By its very nature, life isn’t always easy – and as adults we need to stop ‘stepping in’ and depriving our children of the chance to learn an incredibly important life lesson! We must allow children to find life hard sometimes!
Adults must learn to listen – really listen – but without making judgment – now that’s hard to do! Give children the space to talk about what’s bothering them without interrupting or interrogating them. Pass no comment other than to encourage them to keep talking; nod, or say ‘Yes, I hear you, I am listening’. Acknowledge when you see they are upset. Rather than giving a solution, give them some time to work through what has upset them and to gather themselves back together. Sometimes, a good cry and offloading their feelings can be the best medicine and all they need.

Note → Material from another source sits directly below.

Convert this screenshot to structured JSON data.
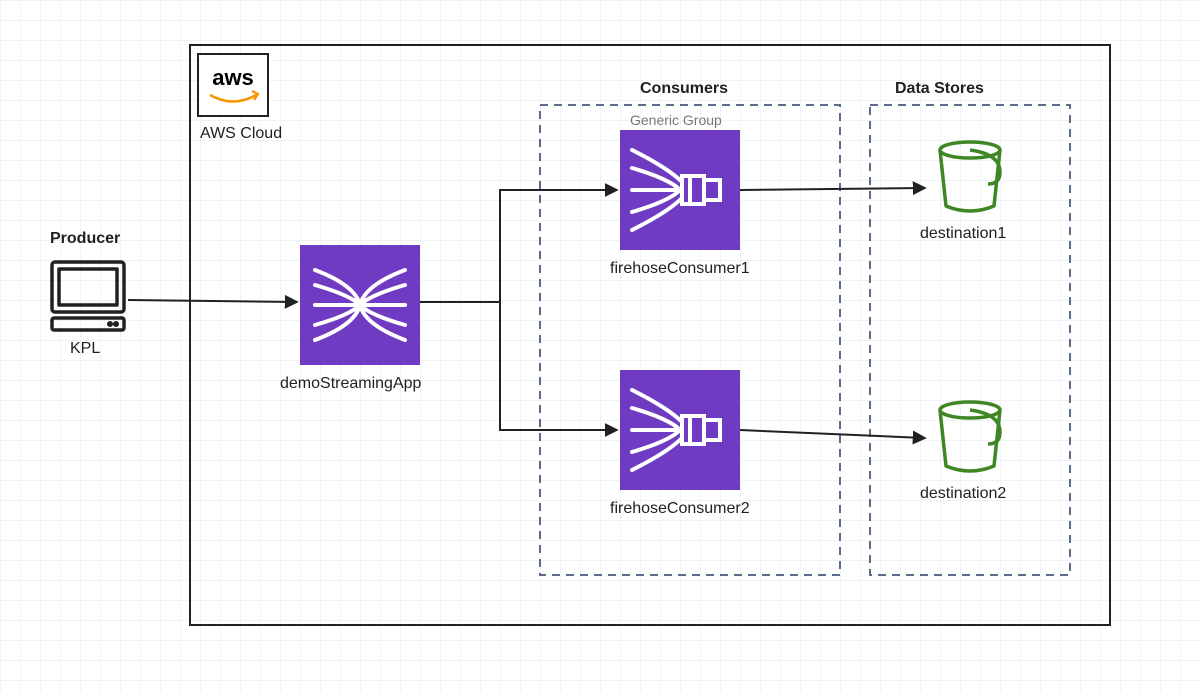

Finally, after a period of distraction – eating something, a good night’s sleep – revisit the discussion and ask if there is anything your child can think of that they could do to make the situation better. Your child. Not you. Let them do the deciding. This will empower them. This is how resilience is developed.
By encouraging your child to accept some responsibility for the part they play in their own life, you teach them to be stronger. You teach them to understand they are not perfect and to accept their own mistakes. As they work things out, true growth and a deeper self-confidence is learned. If we keep intervening on their behalf, we strip them of all self-worth, reinforcing the message they need our help. Surely this is not the message we want to give? Surely we want our children to learn to handle difficult situations?